Temporal cohesion focuses on the concurrent or parallel execution behaviour of modules. Modules that execute in sequence with one another executing in the same thread of control are temporally cohesive. Modules that must run in parallel but are executing within the same thread of control are not temporally cohesive.
Contextual cohesion refers to design abstraction. During design engineers should organise the design into different levels of detail; each level used to focus on a different aspect of problem definition. For example, high level design should focus on architecture and design validation; lower level designs should focus on implementation and verification. A cohesive design does not mix high and low level constructs on the same design.
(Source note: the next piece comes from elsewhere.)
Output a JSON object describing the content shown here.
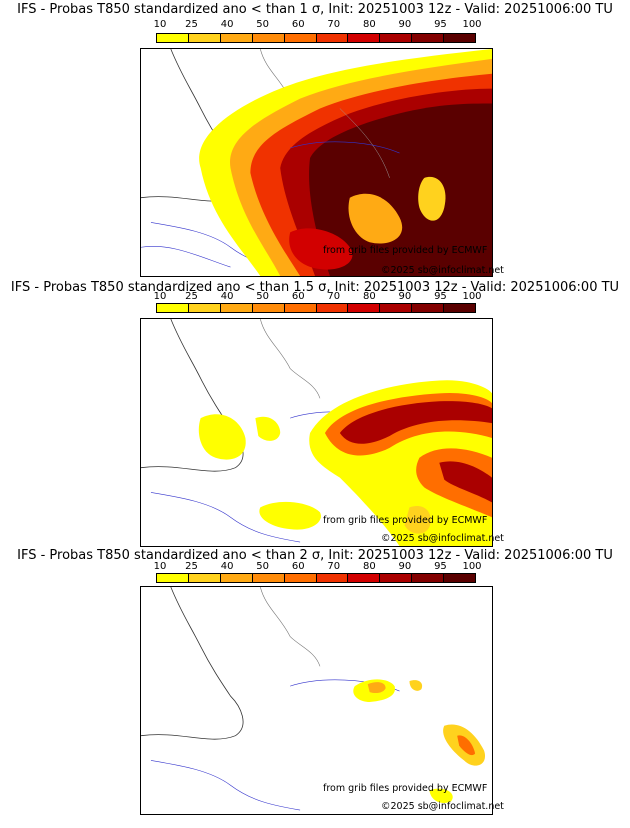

For example, focussing on implementation artefacts during architectural design is inappropriate and therefore contextually non-cohesive.
Cohesive modules tend to limit the impact of change, since the change typically affects only the (related) operations/data in a single module; and has no impact on other modules.
Abstraction may be defined as filtering out detail that is unnecessary in the context being considered.
When we build software we are constructing models of the problem domain and manipulating them to provide some benefit to the customer. Context is important because it defines how you view the situation: what is relevant, that is, the abstractions that are useful in that context.
For any particular problem domain there are concepts that are important, and concepts that have no relevance. A good abstraction captures the relevant information about the problem domain, and ignores the superfluous. You could think of this as looking at a problem from a particular viewpoint.
Basing a design on problem domain abstractions provides resilience to change since the concepts of any particular domain are likely to remain stable over time; unlike implementation technologies which are likely to change rapidly.
The Four Groundings are all inter-dependent, but not necessarily mutually inclusive: Although a good problem domain abstraction domain is likely to be cohesive, it can be made incoherent through bad design; a coherent module should provide strong encapsulation, but that can be broken through poor design; strong encapsulation should provide lower coupling, but poor cohesion in the design and poor abstractions may lead to increased coupling.
A good engineer must understand the Four Groundings in detail and how they inter-relate.
‘Perfect’ software development
True development is one that applies the Groundings and Governors:
A design with well-chosen abstractions of problem domain elements, strongly and cohesively encapsulated with low coupling. Such a design is likely to be comprehensible, robust, flexible and mobile.
False development is one that ignores the Groundings and Governors:
An incoherent design, focussing on implementation elements, with poor encapsulation, weak cohesion and high coupling. Such a design is likely to be incomprehensible, rigid, fragile and immobile.
A Perfect development is therefore one that is always True; Imperfect development is one where we use False techniques.
Of course, we can always ignore the Groundings and Governors and still produce working software; but this will always be (in Silver’s view) Imperfect.
Even if we aren’t particularly skilled with the Groundings and Governors as long as we apply them our development will always be True. And we can always improve.
If we always choose the False development (cutting corners) our software can never be Perfect.
As it suggests Perfect development is an ideal; it is something to strive for. We will almost certainly have to compromise our development because of time, resource or money constraints. Wherever possible, though, we should aim for True development.
Perhaps those Elizabethans knew more about software development than we realise, after all.